No response. Only the faint rustling of their bandages and the dull scrape of their weapons dragging against concrete.

Vonjo clenched his jaw. He wasn't done.

"Oi! Don't you dare ignore me!" he barked, pointing the bow at their retreating backs. "You ugly sacks of moldy cloth—you invade my fun, try to threaten me, and now you just… what, walk away like I'm not worth your time?!"

Still, nothing.

"You think I'm some side character in the background of your little horror show?!" His voice boomed louder, reverberating down the narrow street. He was hurling insult after insult, words sharp as blades, each one meant to provoke. "You slaughter a few trash robbers and think you're kings? Look at me when I'm talking to you! I said look at me!"

Even his frog joined in, letting out a series of deep, guttural croaks that shook the air like distant thunder.

Yet the mummies did not falter.

They simply walked, single-minded, dragging the corpses of the robbers and vanishing slowly into the fog at the end of the street, like ghosts returning to their graves.

Vonjo finally fell silent, his shoulders heaving with the effort of shouting at things that didn't care if he lived or died.

The faint stench of blood and decay clung to the air as the last bandaged figure disappeared into the shadows.

Then, slowly, a glint flickered in his eyes.

A smile crept across his face, sharp and menacing. His fingers itched against the bowstring, his bloodline thrumming with the desire for action. "Alright… if you won't acknowledge me," he murmured, voice low and dangerous, "then I'll make you acknowledge me."

He raised the bow, nocked an arrow infused with swirling black curse energy, and drew the string all the way back until it hummed under the pressure.

His aura flared, streaking like a dark halo around him, and with a whisper of intent, he released.

The arrow whistled through the air like a predator's scream.

Meanwhile, deep within the apartment where blood still dripped from shattered walls, the sand man stood among a carpet of corpses.

His massive form, composed of swirling, granular dust and compacted sand, pulsed with irritation. His voice boomed, echoing against cracked walls and broken windows.

"Is this it?" he roared to no one in particular, his words full of scorn and disappointment. "This… this is the era of prophecy? These are the cursed sorcerers who were meant to rival the legends of old? Pathetic! Worthless!"

His sand-coated fists slammed against the walls, leaving dents and cascading grit as he paced through the hallway. "In my era, the cursed wielders would tear the sky apart with a single duel! Their auras could drown armies in despair! We were warriors—no, we were kings of the abyss! And this… this is what I am reborn to witness?"

He glanced around at the limp, broken bodies of the robbers, most of them only half recognizable. The smell of blood mixed with dust, the air heavy with the stench of death.

"I crushed them without effort," he muttered, voice tinged with bitter disdain. "I wanted to feel the struggle. I wanted to taste the fear of equals. I wanted to see if this era was worthy of the tablet's prophecy… and instead, I find weaklings."

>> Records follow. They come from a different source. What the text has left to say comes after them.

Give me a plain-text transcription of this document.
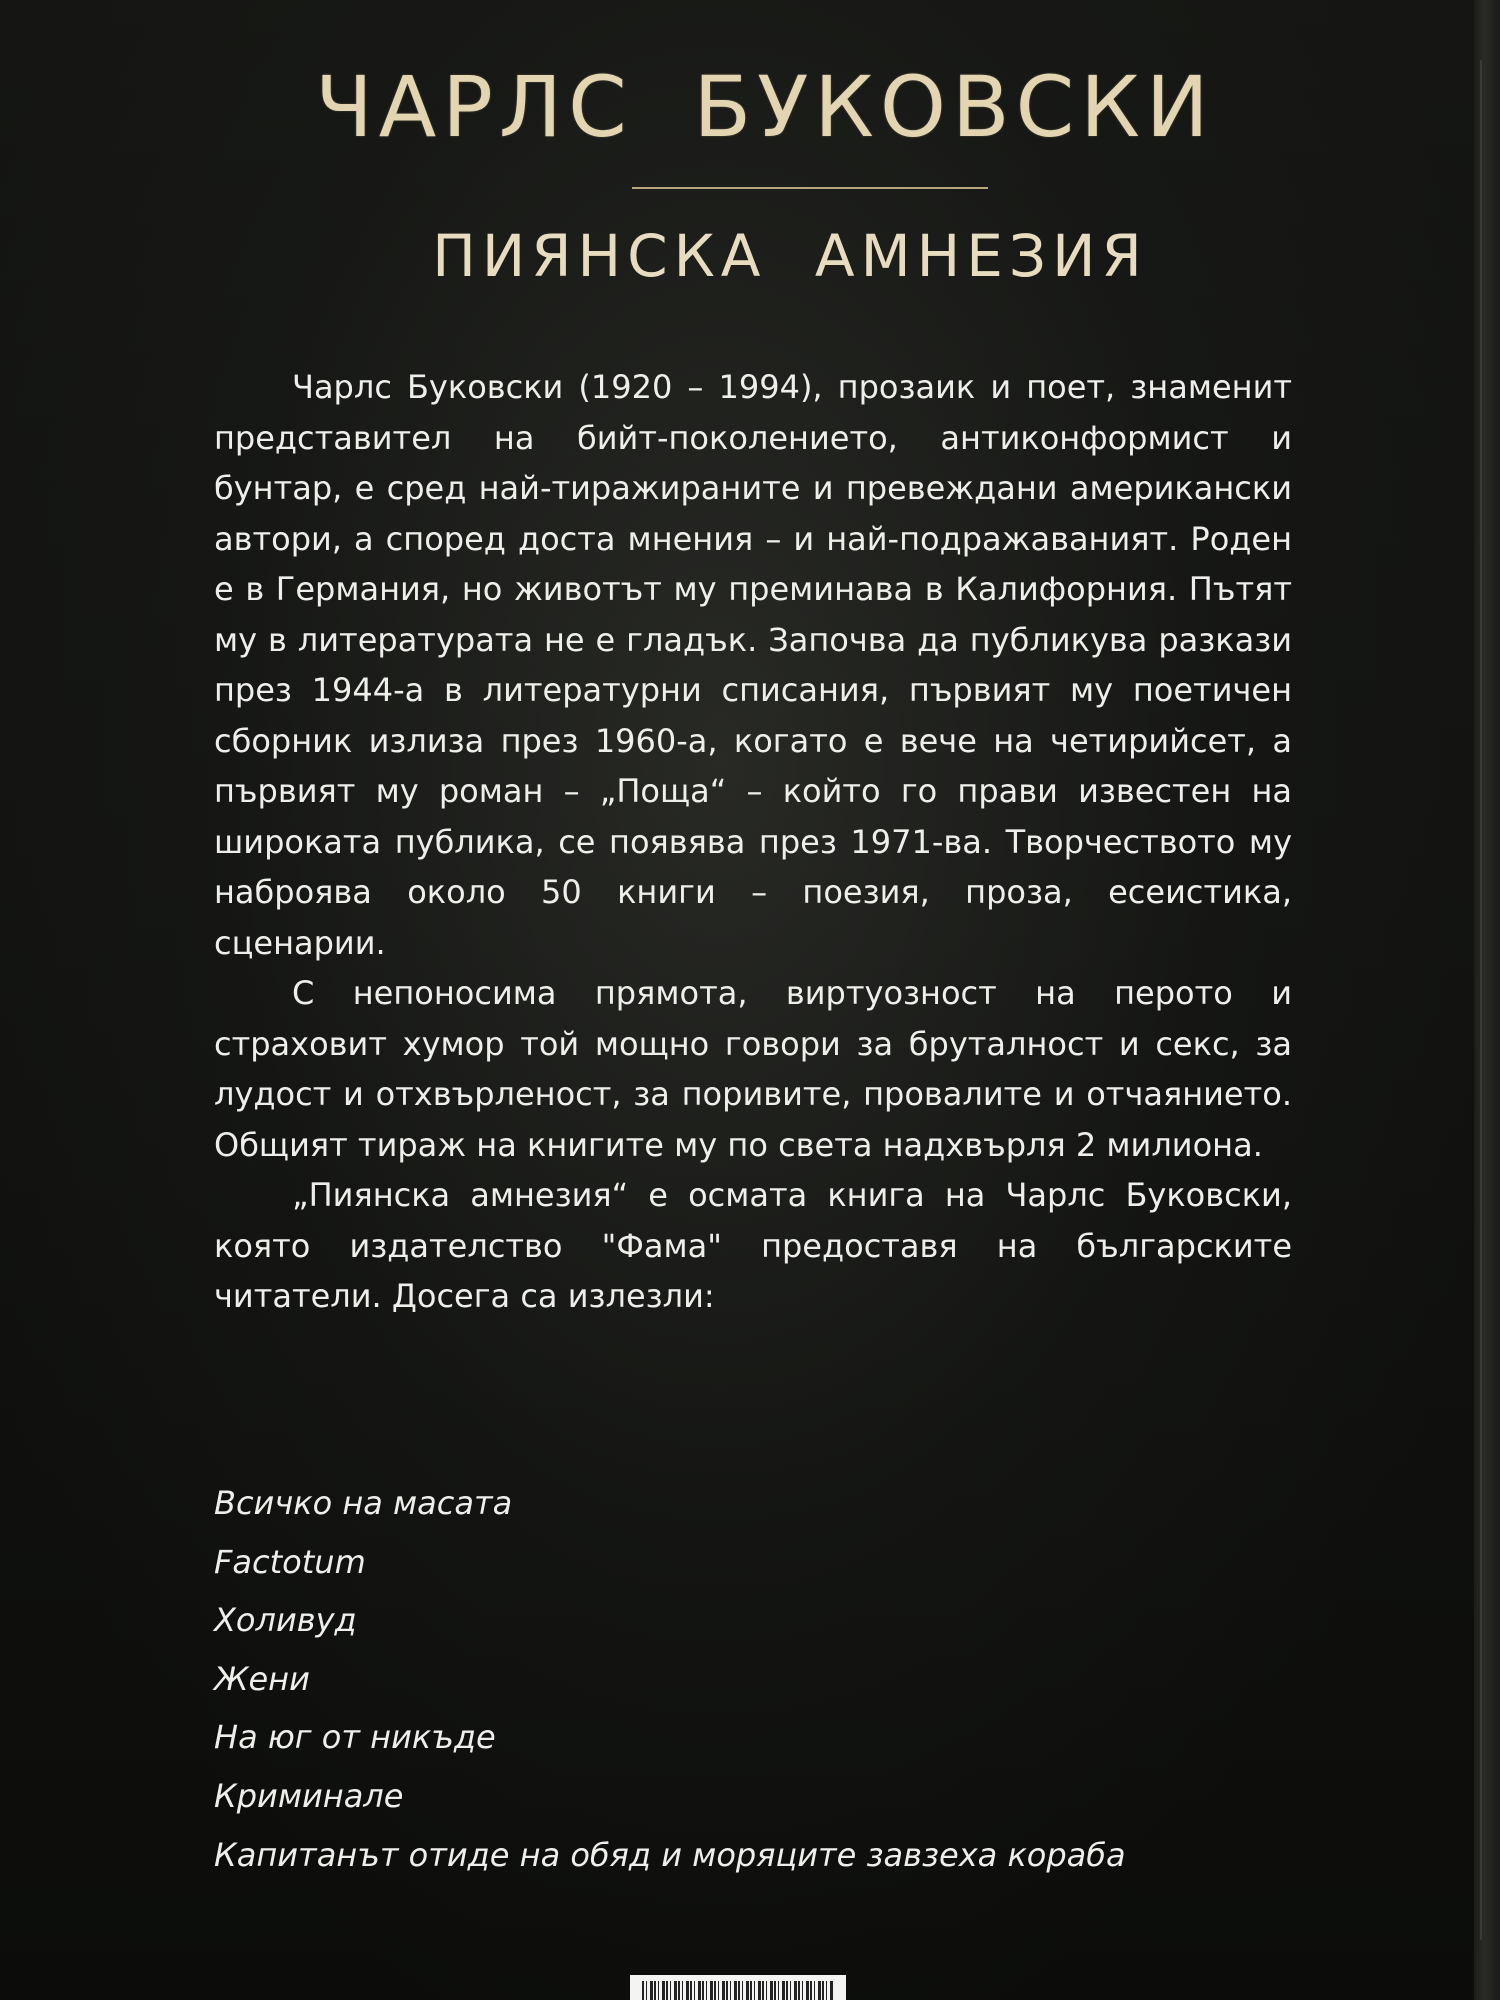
ЧАРЛС БУКОВСКИ
ПИЯНСКА АМНЕЗИЯ

Чарлс Буковски (1920 – 1994), прозаик и поет, знаменит представител на бийт-поколението, антиконформист и бунтар, е сред най-тиражираните и превеждани американски автори, а според доста мнения – и най-подражаваният. Роден е в Германия, но животът му преминава в Калифорния. Пътят му в литературата не е гладък. Започва да публикува разкази през 1944-а в литературни списания, първият му поетичен сборник излиза през 1960-а, когато е вече на четирийсет, а първият му роман – „Поща“ – който го прави известен на широката публика, се появява през 1971-ва. Творчеството му наброява около 50 книги – поезия, проза, есеистика, сценарии.

С непоносима прямота, виртуозност на перото и страховит хумор той мощно говори за бруталност и секс, за лудост и отхвърленост, за поривите, провалите и отчаянието. Общият тираж на книгите му по света надхвърля 2 милиона.

„Пиянска амнезия“ е осмата книга на Чарлс Буковски, която издателство "Фама" предоставя на българските читатели. Досега са излезли:

Всичко на масата
Factotum
Холивуд
Жени
На юг от никъде
Криминале
Капитанът отиде на обяд и моряците завзеха кораба
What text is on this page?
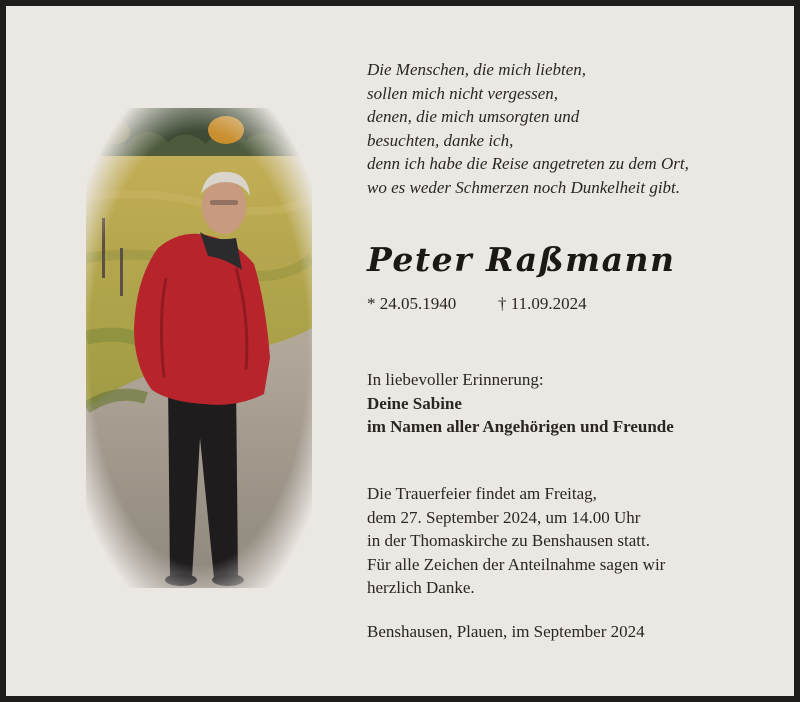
Die Menschen, die mich liebten,
sollen mich nicht vergessen,
denen, die mich umsorgten und
besuchten, danke ich,
denn ich habe die Reise angetreten zu dem Ort,
wo es weder Schmerzen noch Dunkelheit gibt.
Peter Raßmann
* 24.05.1940 † 11.09.2024
In liebevoller Erinnerung:
Deine Sabine
im Namen aller Angehörigen und Freunde
Die Trauerfeier findet am Freitag,
dem 27. September 2024, um 14.00 Uhr
in der Thomaskirche zu Benshausen statt.
Für alle Zeichen der Anteilnahme sagen wir
herzlich Danke.
Benshausen, Plauen, im September 2024
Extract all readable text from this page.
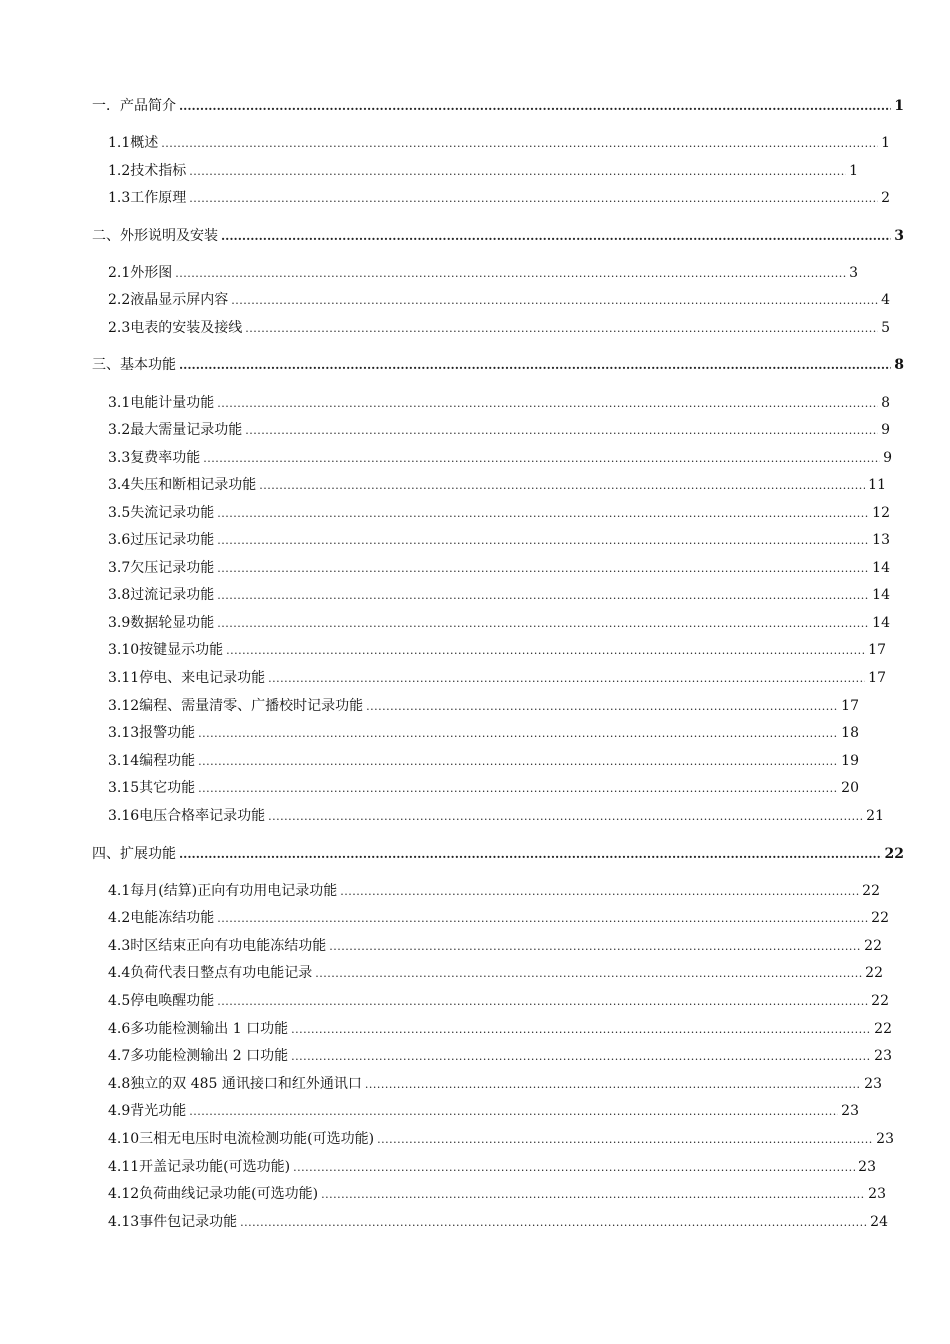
一． 产品简介 .....	1
1.1 概述 .....	1
1.2 技术指标 .....	1
1.3 工作原理 .....	2
二、 外形说明及安装 .....	3
2.1 外形图 .....	3
2.2 液晶显示屏内容 .....	4
2.3 电表的安装及接线 .....	5
三、 基本功能 .....	8
3.1 电能计量功能 .....	8
3.2 最大需量记录功能 .....	9
3.3 复费率功能 .....	9
3.4 失压和断相记录功能 .....	11
3.5 失流记录功能 .....	12
3.6 过压记录功能 .....	13
3.7 欠压记录功能 .....	14
3.8 过流记录功能 .....	14
3.9 数据轮显功能 .....	14
3.10 按键显示功能 .....	17
3.11 停电、来电记录功能 .....	17
3.12 编程、需量清零、广播校时记录功能 .....	17
3.13 报警功能 .....	18
3.14 编程功能 .....	19
3.15 其它功能 .....	20
3.16 电压合格率记录功能 .....	21
四、 扩展功能 .....	22
4.1 每月(结算)正向有功用电记录功能 .....	22
4.2 电能冻结功能 .....	22
4.3 时区结束正向有功电能冻结功能 .....	22
4.4 负荷代表日整点有功电能记录 .....	22
4.5 停电唤醒功能 .....	22
4.6 多功能检测输出 1 口功能 .....	22
4.7 多功能检测输出 2 口功能 .....	23
4.8 独立的双 485 通讯接口和红外通讯口 .....	23
4.9 背光功能 .....	23
4.10 三相无电压时电流检测功能(可选功能) .....	23
4.11 开盖记录功能(可选功能) .....	23
4.12 负荷曲线记录功能(可选功能) .....	23
4.13 事件包记录功能 .....	24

His words grew louder, shaking with anger and disappointment. "If this is all, then the prophecy is a lie. A farce! A—" He cut himself off, drawing in a harsh, grainy breath.

He had just realized something.

His glowing eyes swept across the floor, scanning the bodies. The dust in the air stilled, his towering frame stiffening. "Wait," he muttered, voice dropping to a growl. "Where are… the rest of them?"

He extended his senses, grains of sand scattering through the apartment, feeling every corridor and stairwell.

A moment later, his expression twisted with rage and disbelief.

Through his telepathic link, he reached out to the remnants of his cursed servants.

Return to me.

No answer.

He tried again, a sharp mental command that would have snapped any underling to attention in his era. I said, return to me!

A sudden jolt slammed into his awareness. He felt it—the tether of his command snapping. One of them was gone. Not just dead. Killed in an instant, its curse extinguished like a candle.

His glowing eyes flared as his voice rumbled through the abandoned apartment, rattling the loose window frames.

"One of them… was killed in an instant?"